By: Brendan Hesse
In this article, Brendan highlights about few hidden features of Chrome 79 that might go away when Chrome 80 goes public.
Most of these can be enabled in Chrome by going to chrome://flags/ and using the search bar to find the flags listed below, then set the dropdown box to “enabled.”
Reader Mode
Reader mode, which strips away all the design elements of a web page except for text and unformatted images, is similar to what you get when you read stories you’ve saved on services like Pocket and Instapaper. Other browsers, namely Safari and Firefox, have had reader modes built in for years. Google added it to Chrome on Android in 2014, then walked away. The desktop version’s finally catching up.
You can still enable it in Chrome 79 by setting the #reader-mode-heuristics and #enable-reader-mode-in-cct flags to “enabled,” but it’ll be gone in Chrome 80.
Hiding Suggested Articles
Hiding suggested articles from new Chrome tab windows will no longer be possible by disabling the #enable-ntp-remote-suggestions flag. However, you’re still able to hide them permanently by clicking the three-dots “more” icon next to the “Articles for you” section of a blank new tab page and tapping “hide.”
Overscroll and horizontal tab switching
Two navigation options have been removed from Chrome Mobile in the Chrome 80 beta, and presumably will be absent once the public release launches. The first is overscroll, a gesture-based control that lets you move back and forwards within a tab by swiping left or right. The other is the horizontal tab switcher, which changes the layout of tabs in your open tabs tray from the default vertical orientation to horizontal.

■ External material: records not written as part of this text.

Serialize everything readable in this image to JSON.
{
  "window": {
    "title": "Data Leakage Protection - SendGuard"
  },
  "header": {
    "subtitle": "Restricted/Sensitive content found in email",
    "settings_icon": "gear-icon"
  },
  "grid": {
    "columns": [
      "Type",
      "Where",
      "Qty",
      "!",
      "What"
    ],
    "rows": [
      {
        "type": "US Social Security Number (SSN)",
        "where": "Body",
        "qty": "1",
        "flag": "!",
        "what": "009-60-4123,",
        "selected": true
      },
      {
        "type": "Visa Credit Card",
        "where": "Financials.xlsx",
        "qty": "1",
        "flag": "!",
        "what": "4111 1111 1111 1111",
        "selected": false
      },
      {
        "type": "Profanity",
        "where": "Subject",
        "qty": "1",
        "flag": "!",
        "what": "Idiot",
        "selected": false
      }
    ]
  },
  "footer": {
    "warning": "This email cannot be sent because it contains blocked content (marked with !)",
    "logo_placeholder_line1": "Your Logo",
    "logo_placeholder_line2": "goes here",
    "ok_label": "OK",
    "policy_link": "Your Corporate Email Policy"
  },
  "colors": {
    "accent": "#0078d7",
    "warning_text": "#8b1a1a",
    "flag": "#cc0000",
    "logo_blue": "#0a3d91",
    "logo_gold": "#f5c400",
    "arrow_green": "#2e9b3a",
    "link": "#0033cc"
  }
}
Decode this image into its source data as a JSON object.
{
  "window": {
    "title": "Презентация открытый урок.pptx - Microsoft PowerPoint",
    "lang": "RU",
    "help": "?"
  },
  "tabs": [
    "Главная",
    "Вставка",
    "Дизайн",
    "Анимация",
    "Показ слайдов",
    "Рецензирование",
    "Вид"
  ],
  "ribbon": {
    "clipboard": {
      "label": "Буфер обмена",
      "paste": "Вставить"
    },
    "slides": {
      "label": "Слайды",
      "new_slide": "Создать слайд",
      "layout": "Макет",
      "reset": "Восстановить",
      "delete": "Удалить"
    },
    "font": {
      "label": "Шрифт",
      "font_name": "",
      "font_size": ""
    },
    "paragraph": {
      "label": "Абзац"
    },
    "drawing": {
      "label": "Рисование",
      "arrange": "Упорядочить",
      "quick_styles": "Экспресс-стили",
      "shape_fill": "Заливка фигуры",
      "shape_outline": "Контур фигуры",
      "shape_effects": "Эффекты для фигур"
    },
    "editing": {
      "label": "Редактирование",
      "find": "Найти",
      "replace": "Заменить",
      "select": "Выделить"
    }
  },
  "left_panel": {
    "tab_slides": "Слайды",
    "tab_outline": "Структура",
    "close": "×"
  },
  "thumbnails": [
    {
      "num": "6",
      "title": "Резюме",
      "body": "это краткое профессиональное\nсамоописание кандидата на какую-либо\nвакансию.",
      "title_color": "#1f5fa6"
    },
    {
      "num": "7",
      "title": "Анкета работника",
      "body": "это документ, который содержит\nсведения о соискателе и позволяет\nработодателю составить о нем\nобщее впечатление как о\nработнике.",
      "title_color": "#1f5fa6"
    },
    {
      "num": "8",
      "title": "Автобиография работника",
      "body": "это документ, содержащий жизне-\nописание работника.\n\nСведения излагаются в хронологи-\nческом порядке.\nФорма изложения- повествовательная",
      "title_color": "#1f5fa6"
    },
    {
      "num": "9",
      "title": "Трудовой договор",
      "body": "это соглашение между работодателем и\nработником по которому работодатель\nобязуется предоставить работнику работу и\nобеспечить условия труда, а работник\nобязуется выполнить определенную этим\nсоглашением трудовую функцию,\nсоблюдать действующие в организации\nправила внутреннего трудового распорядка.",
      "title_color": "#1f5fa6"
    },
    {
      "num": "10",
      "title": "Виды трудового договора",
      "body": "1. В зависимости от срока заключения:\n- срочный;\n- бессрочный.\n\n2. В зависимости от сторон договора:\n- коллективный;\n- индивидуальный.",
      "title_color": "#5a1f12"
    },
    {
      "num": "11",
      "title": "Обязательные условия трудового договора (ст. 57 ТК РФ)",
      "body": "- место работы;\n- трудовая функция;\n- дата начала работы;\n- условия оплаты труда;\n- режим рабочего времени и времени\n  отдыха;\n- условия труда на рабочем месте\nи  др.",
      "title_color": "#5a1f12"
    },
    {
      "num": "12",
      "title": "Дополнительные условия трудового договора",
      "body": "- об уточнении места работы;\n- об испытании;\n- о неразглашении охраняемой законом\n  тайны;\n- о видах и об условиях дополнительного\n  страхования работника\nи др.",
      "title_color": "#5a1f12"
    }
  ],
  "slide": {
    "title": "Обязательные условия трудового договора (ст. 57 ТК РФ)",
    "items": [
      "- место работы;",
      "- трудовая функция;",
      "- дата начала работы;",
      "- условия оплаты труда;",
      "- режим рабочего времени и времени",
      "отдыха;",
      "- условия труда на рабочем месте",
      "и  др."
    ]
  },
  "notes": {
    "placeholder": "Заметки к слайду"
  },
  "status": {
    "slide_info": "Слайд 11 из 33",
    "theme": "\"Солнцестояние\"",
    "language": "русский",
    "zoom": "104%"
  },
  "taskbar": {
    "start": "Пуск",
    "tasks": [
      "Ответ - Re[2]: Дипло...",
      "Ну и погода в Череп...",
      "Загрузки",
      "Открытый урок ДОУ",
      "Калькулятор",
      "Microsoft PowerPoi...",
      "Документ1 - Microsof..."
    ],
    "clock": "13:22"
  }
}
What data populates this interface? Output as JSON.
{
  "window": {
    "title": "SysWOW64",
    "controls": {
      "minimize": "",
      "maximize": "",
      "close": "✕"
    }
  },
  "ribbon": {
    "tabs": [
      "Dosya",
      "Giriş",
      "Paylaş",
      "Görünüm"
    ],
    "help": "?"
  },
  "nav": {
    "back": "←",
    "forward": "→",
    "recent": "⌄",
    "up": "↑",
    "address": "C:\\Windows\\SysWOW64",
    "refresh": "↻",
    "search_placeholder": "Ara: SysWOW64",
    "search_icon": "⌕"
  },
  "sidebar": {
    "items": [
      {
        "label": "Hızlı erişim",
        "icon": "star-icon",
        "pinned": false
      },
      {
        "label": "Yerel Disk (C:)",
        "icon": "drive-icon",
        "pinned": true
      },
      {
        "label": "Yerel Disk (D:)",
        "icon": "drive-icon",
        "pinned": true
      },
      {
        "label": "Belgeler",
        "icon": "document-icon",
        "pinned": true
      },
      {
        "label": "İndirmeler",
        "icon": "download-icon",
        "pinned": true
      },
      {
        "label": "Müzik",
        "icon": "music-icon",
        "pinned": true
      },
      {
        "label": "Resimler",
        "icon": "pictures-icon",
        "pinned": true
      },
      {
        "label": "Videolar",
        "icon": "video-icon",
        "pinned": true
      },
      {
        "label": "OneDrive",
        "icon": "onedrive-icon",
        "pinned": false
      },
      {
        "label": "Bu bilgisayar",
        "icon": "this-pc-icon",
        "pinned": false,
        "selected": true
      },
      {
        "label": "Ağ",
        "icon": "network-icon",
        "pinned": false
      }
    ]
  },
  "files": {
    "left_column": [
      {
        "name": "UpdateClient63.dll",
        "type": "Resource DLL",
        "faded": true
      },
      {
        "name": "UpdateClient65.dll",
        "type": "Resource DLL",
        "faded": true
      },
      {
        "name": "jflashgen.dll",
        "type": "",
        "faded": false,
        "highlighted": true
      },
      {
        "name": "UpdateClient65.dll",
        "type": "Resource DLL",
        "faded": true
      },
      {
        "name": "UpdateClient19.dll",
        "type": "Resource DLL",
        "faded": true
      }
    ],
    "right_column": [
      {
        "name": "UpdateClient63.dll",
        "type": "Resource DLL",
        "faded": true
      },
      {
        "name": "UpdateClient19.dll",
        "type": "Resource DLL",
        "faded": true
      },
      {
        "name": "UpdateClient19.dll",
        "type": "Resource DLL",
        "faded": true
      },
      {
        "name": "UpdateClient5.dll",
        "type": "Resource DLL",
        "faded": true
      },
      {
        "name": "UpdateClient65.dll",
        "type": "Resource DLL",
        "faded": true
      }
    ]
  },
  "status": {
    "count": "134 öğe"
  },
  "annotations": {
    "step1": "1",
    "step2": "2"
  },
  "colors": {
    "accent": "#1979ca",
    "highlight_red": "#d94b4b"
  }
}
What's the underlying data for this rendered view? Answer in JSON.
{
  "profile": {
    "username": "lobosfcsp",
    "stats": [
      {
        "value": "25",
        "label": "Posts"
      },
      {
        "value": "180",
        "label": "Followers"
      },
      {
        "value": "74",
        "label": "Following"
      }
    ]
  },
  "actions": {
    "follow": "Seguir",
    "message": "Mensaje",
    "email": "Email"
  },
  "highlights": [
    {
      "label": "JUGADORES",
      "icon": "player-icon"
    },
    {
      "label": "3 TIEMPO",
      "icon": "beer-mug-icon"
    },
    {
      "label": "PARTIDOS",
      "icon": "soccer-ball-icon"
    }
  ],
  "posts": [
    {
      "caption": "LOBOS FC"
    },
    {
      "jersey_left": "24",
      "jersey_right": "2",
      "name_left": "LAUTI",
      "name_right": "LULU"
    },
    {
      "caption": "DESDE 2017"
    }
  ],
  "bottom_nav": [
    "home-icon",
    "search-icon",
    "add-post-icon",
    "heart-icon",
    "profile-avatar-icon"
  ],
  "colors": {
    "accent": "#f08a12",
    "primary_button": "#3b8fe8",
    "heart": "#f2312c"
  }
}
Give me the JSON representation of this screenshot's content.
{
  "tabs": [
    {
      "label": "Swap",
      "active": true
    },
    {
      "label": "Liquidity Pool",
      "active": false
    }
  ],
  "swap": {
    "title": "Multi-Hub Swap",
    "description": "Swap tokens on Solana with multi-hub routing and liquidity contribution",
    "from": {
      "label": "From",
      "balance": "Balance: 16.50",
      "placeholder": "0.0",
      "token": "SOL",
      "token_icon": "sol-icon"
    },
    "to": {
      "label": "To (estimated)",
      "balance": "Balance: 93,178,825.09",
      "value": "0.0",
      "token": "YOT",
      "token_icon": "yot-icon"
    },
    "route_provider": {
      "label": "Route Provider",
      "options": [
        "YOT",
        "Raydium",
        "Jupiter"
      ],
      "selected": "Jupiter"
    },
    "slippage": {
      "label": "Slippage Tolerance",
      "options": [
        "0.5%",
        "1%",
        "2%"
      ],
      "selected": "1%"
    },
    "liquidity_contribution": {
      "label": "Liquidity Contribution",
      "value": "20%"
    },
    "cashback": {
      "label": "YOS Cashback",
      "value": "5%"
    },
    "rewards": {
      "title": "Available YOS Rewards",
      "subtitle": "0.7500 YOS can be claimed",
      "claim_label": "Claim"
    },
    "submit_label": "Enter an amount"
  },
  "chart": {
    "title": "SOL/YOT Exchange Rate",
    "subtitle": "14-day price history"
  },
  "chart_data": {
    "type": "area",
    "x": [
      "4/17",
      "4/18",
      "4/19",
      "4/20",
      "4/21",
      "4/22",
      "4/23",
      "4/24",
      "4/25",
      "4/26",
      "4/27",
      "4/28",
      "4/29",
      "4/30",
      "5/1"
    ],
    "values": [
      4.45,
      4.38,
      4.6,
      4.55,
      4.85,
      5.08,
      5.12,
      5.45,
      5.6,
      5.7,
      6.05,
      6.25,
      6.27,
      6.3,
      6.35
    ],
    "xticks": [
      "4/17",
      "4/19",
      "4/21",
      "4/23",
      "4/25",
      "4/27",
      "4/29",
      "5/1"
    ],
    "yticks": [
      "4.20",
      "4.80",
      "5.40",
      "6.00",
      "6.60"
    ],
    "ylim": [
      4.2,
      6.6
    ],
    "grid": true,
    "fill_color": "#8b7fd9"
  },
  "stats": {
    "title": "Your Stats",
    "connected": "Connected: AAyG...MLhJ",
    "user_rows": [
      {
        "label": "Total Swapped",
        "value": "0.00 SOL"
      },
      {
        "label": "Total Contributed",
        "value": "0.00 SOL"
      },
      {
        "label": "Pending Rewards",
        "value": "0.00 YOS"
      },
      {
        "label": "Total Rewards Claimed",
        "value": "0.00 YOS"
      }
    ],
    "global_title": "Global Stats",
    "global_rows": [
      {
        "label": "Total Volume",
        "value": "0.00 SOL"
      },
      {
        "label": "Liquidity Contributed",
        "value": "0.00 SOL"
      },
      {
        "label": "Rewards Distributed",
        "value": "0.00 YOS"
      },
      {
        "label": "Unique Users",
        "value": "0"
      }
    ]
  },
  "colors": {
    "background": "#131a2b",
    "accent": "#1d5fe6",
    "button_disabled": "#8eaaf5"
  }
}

You can enable either feature in the Chrome flags settings in Chrome 79. Search for and enable #overscroll-history-navigation flag for overscrolling, or #enable-horizontal-tab-switcher to use the horizontal tab switcher while it’s still around.
FTP support
While many File Transfer Protocol (FTP) tools still exist, Google says that the use of FTP services has dropped for Chrome users to the point where it’s no longer worth supporting the feature. Chrome’s FTP support will slowly be phased out over the next few releases, beginning with Chrome 80. You can still technically re-enable it in Chrome 80 by turning on the #enable-ftp flag, but this will be removed entirely with the rollout of Chrome 82, so get in those last transfers while you can.